By Alison Barnett
Staff Writer
On Oct. 25, a woman was executed in Iran for killing a man who tried to rape her. Rayhaneh Jabbari was a 26-year-old former interior designer who was attacked by Morteza Abdolali Sarbandi, a former Iranian intelligence official, in 2007.
Sarbandi had told Jabbari that he was hiring her to redecorate his office, but instead took her to an abandoned house, locked her inside, and attacked her. Jabbari stabbed him with a knife. She confessed to premeditated murder, though her confession is suspected to have been obtained through threats by Iranian prosecutors. She was sentenced to death in 2009, though the execution was delayed twice due to international outcry.
Both the State Department and the British Foreign Ministry have condemned the execution, as well as the U.N. and Amnesty International.
Both the UN and Amnesty International had earlier called upon the Iranian judiciary to stop the execution. In a statement made after the execution, state department spokeswoman Jen Psaki said, “There were serious concerns with the fairness of the trial and the circumstances surrounding this case, including reports of confessions made under severe duress.”
While the Tehran Prosecutor Office claimed that the murder was premeditated, the international community has doubts about the fairness and validity of the trial. Jabbari’s claims that there had been a second man in the house who actually killed Sarbandi, and that he had attempted to give her a drink containing sedatives, went uninvestigated by Iranian authorities.
Before she was executed, Jabbari left a voicemail message for her mother. In her message, she seems to have come to terms with her death, saying “But give in to the fate and don’t complain. You know better that death is not the end of life.”
Jabbari says that she should have died the night she was attacked by Sarbandi, and because her family didn’t have the resources and power of Sarbandi’s, no one would have been punished for it. Instead, she spent seven years in prison.
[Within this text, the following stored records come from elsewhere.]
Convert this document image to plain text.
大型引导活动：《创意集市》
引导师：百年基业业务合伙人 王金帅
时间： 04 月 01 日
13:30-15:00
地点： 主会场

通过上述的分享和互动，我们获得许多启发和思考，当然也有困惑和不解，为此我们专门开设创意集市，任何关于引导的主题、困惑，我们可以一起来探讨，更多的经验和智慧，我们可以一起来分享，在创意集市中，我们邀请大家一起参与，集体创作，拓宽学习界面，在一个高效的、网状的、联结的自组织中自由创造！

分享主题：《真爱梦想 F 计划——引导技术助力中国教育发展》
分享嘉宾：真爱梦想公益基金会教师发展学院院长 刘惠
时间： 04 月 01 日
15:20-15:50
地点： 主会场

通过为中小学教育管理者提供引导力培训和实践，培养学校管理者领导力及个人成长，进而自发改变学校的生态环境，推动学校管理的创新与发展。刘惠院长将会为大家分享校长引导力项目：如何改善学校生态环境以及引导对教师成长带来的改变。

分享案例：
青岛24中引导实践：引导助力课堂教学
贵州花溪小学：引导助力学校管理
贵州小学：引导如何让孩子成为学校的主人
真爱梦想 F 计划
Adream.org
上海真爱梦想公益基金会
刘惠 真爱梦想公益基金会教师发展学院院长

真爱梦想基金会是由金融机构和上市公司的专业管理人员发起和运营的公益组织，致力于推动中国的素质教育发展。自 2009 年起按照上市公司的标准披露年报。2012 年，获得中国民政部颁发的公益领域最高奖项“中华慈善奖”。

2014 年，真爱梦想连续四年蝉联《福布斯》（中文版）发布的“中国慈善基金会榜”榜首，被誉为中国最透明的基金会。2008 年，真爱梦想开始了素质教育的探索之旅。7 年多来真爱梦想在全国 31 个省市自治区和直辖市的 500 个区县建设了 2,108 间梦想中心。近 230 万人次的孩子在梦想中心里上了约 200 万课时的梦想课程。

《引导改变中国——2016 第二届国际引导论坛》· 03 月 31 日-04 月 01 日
Her mother had taught her that “one comes to this world to gain an experience and learn a lesson and with each birth a responsibility is put on one’s shoulder. I learned that sometimes one has to fight.”
She commented on the investigation and trial, and on the conditions she faced in prison.
“[U]nder the blows of the interrogator I was crying out and I was hearing the most vulgar terms.” The way she was taught to behave in the face of conflict “did not help me. Being presented in court made me appear as a cold-blooded murderer and a ruthless criminal. I shed no tears. I did not beg. I did not cry my head off since I trusted the law.” The judge, and the justice system, saw her as a criminal.
Her last wish is to have her “heart, kidney, eye, bones and anything that can be transplanted be taken away from my body and given to someone who needs them as a gift,” and for her mother not to mourn for her.